Earl Walker

In 1952, Earl E. Walker founded Carr Lane Manufacturing Company, now the world’s foremost supplier of tooling components, modular fixturing, drill jig bushings and related workholding products for all areas of manufacturing. Walker received an honorary doctor of science degree in 2002.

As a welder at McDonnell Aircraft Company in the early 1950s, Walker realized there was a market for tools to hold airplane parts as they were being fabricated. He began making these tools in his home garage in Kirkwood, Mo., and his company soon took off.

Today, the Carr Lane Manufacturing Company and its many distributorships have plants and warehouses in several locations around the country, employ more than 325 workers and offer more than 9,700 tooling items for virtually every industry around the world. The company’s catalog includes everything from simple clamps to devices used in nuclear power systems.

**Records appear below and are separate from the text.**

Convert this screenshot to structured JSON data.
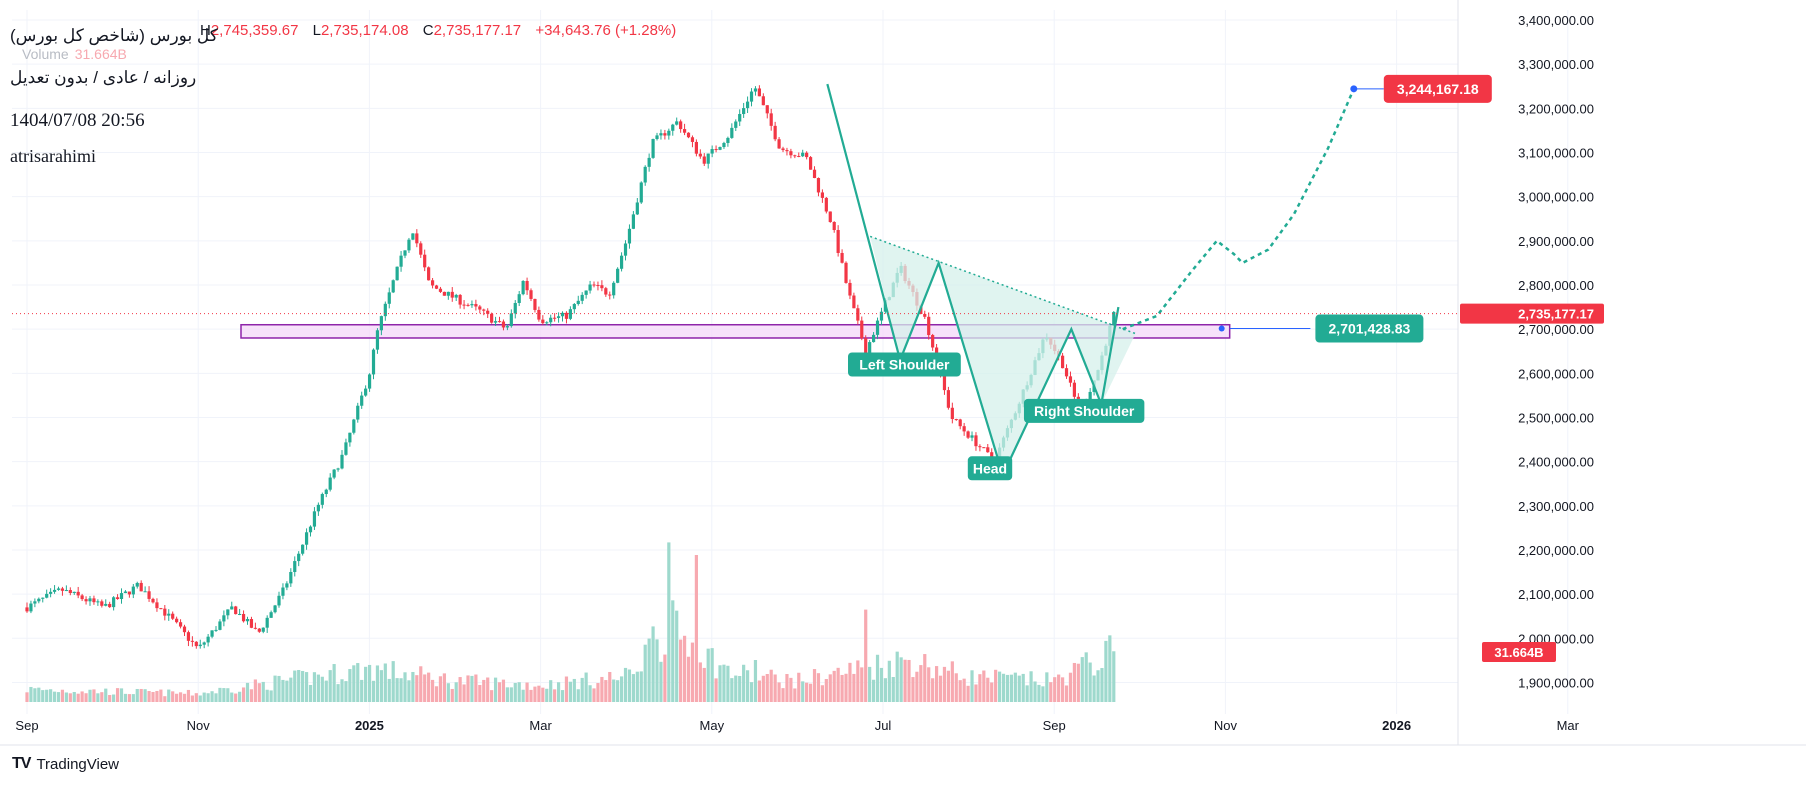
{
  "header": {
    "title": "کل بورس (شاخص کل بورس)",
    "interval": "روزانه / عادی / بدون تعدیل",
    "ohlc": {
      "h_label": "H",
      "h": "2,745,359.67",
      "l_label": "L",
      "l": "2,735,174.08",
      "c_label": "C",
      "c": "2,735,177.17",
      "change": "+34,643.76 (+1.28%)"
    },
    "volume_label": "Volume",
    "volume_value": "31.664B"
  },
  "watermark": {
    "datetime": "1404/07/08 20:56",
    "author": "atrisarahimi"
  },
  "brand": {
    "logo_mark": "TV",
    "name": "TradingView"
  },
  "colors": {
    "up": "#22ab94",
    "down": "#f23645",
    "up_vol": "#9ed9cd",
    "down_vol": "#f7a9b0",
    "pattern": "#22ab94",
    "fill": "#d6f0eb",
    "zone": "#8e24aa",
    "zone_fill": "#f3d6f8",
    "target_label": "#f23645",
    "level_label": "#22ab94",
    "grid": "#f0f3fa"
  },
  "chart_data": {
    "type": "candlestick",
    "title": "کل بورس (شاخص کل بورس)",
    "ylim": [
      1850000,
      3400000
    ],
    "yticks": [
      "3,400,000.00",
      "3,300,000.00",
      "3,200,000.00",
      "3,100,000.00",
      "3,000,000.00",
      "2,900,000.00",
      "2,800,000.00",
      "2,700,000.00",
      "2,600,000.00",
      "2,500,000.00",
      "2,400,000.00",
      "2,300,000.00",
      "2,200,000.00",
      "2,100,000.00",
      "2,000,000.00",
      "1,900,000.00"
    ],
    "ytick_values": [
      3400000,
      3300000,
      3200000,
      3100000,
      3000000,
      2900000,
      2800000,
      2700000,
      2600000,
      2500000,
      2400000,
      2300000,
      2200000,
      2100000,
      2000000,
      1900000
    ],
    "xticks": [
      {
        "label": "Sep",
        "month": 0,
        "bold": false
      },
      {
        "label": "Nov",
        "month": 2,
        "bold": false
      },
      {
        "label": "2025",
        "month": 4,
        "bold": true
      },
      {
        "label": "Mar",
        "month": 6,
        "bold": false
      },
      {
        "label": "May",
        "month": 8,
        "bold": false
      },
      {
        "label": "Jul",
        "month": 10,
        "bold": false
      },
      {
        "label": "Sep",
        "month": 12,
        "bold": false
      },
      {
        "label": "Nov",
        "month": 14,
        "bold": false
      },
      {
        "label": "2026",
        "month": 16,
        "bold": true
      },
      {
        "label": "Mar",
        "month": 18,
        "bold": false
      }
    ],
    "price_path": [
      [
        0.0,
        2070000
      ],
      [
        0.4,
        2110000
      ],
      [
        0.9,
        2070000
      ],
      [
        1.3,
        2120000
      ],
      [
        1.5,
        2080000
      ],
      [
        1.7,
        2040000
      ],
      [
        2.0,
        1975000
      ],
      [
        2.4,
        2070000
      ],
      [
        2.7,
        2010000
      ],
      [
        3.0,
        2110000
      ],
      [
        3.4,
        2300000
      ],
      [
        3.7,
        2420000
      ],
      [
        4.0,
        2600000
      ],
      [
        4.1,
        2700000
      ],
      [
        4.3,
        2820000
      ],
      [
        4.5,
        2930000
      ],
      [
        4.7,
        2800000
      ],
      [
        5.0,
        2770000
      ],
      [
        5.3,
        2740000
      ],
      [
        5.6,
        2700000
      ],
      [
        5.8,
        2810000
      ],
      [
        6.0,
        2720000
      ],
      [
        6.3,
        2730000
      ],
      [
        6.6,
        2800000
      ],
      [
        6.8,
        2780000
      ],
      [
        7.0,
        2900000
      ],
      [
        7.3,
        3120000
      ],
      [
        7.6,
        3170000
      ],
      [
        7.9,
        3080000
      ],
      [
        8.2,
        3140000
      ],
      [
        8.5,
        3250000
      ],
      [
        8.8,
        3110000
      ],
      [
        9.1,
        3090000
      ],
      [
        9.4,
        2940000
      ],
      [
        9.6,
        2780000
      ],
      [
        9.8,
        2650000
      ],
      [
        10.2,
        2840000
      ],
      [
        10.5,
        2720000
      ],
      [
        10.8,
        2500000
      ],
      [
        11.0,
        2460000
      ],
      [
        11.3,
        2400000
      ],
      [
        11.6,
        2540000
      ],
      [
        11.9,
        2690000
      ],
      [
        12.1,
        2620000
      ],
      [
        12.3,
        2510000
      ],
      [
        12.5,
        2600000
      ],
      [
        12.7,
        2735177
      ]
    ],
    "volume_range": [
      0,
      40
    ],
    "volume_path": [
      [
        0,
        3
      ],
      [
        2,
        2
      ],
      [
        3,
        5
      ],
      [
        4,
        8
      ],
      [
        5,
        5
      ],
      [
        6,
        4
      ],
      [
        7,
        6
      ],
      [
        7.5,
        18
      ],
      [
        8.2,
        7
      ],
      [
        9,
        5
      ],
      [
        10,
        9
      ],
      [
        10.3,
        10
      ],
      [
        11,
        6
      ],
      [
        12,
        5
      ],
      [
        12.7,
        12
      ]
    ],
    "volume_spikes": [
      [
        7.5,
        38
      ],
      [
        7.8,
        35
      ],
      [
        7.3,
        18
      ],
      [
        9.8,
        22
      ],
      [
        8.5,
        10
      ]
    ],
    "last_price": 2735177.17,
    "last_price_label": "2,735,177.17",
    "volume_last_label": "31.664B",
    "support_zone": [
      2680000,
      2710000
    ],
    "support_zone_x": [
      2.5,
      14.05
    ],
    "target": {
      "value": 3244167.18,
      "label": "3,244,167.18",
      "x": 15.5
    },
    "level": {
      "value": 2701428.83,
      "label": "2,701,428.83",
      "x": 14.0
    },
    "pattern": {
      "name": "Inverse Head and Shoulders",
      "points": [
        [
          9.35,
          3255000
        ],
        [
          10.2,
          2630000
        ],
        [
          10.65,
          2850000
        ],
        [
          11.4,
          2370000
        ],
        [
          12.2,
          2700000
        ],
        [
          12.55,
          2530000
        ],
        [
          12.75,
          2750000
        ]
      ],
      "neckline": [
        [
          9.85,
          2910000
        ],
        [
          12.95,
          2690000
        ]
      ],
      "labels": [
        {
          "text": "Left Shoulder",
          "x": 10.25,
          "y": 2620000
        },
        {
          "text": "Head",
          "x": 11.25,
          "y": 2385000
        },
        {
          "text": "Right Shoulder",
          "x": 12.35,
          "y": 2515000
        }
      ]
    },
    "projection": [
      [
        12.8,
        2700000
      ],
      [
        13.2,
        2730000
      ],
      [
        13.6,
        2830000
      ],
      [
        13.9,
        2900000
      ],
      [
        14.1,
        2870000
      ],
      [
        14.2,
        2850000
      ],
      [
        14.5,
        2880000
      ],
      [
        14.8,
        2960000
      ],
      [
        15.2,
        3110000
      ],
      [
        15.5,
        3244167
      ]
    ]
  }
}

Walker and his wife, Myrtle, who is vice president of Carr Lane, are generous supporters of educational, civic and charitable organizations. The Walkers established the Earl E. Walker and Myrtle E. Walker Professor of Engineering in Washington University in St. Louis’ School of Engineering and Applied Science in 1998.

Walker received Washington University’s Robert S. Brookings Award in 1999 for exemplifying the alliance between the University and its community.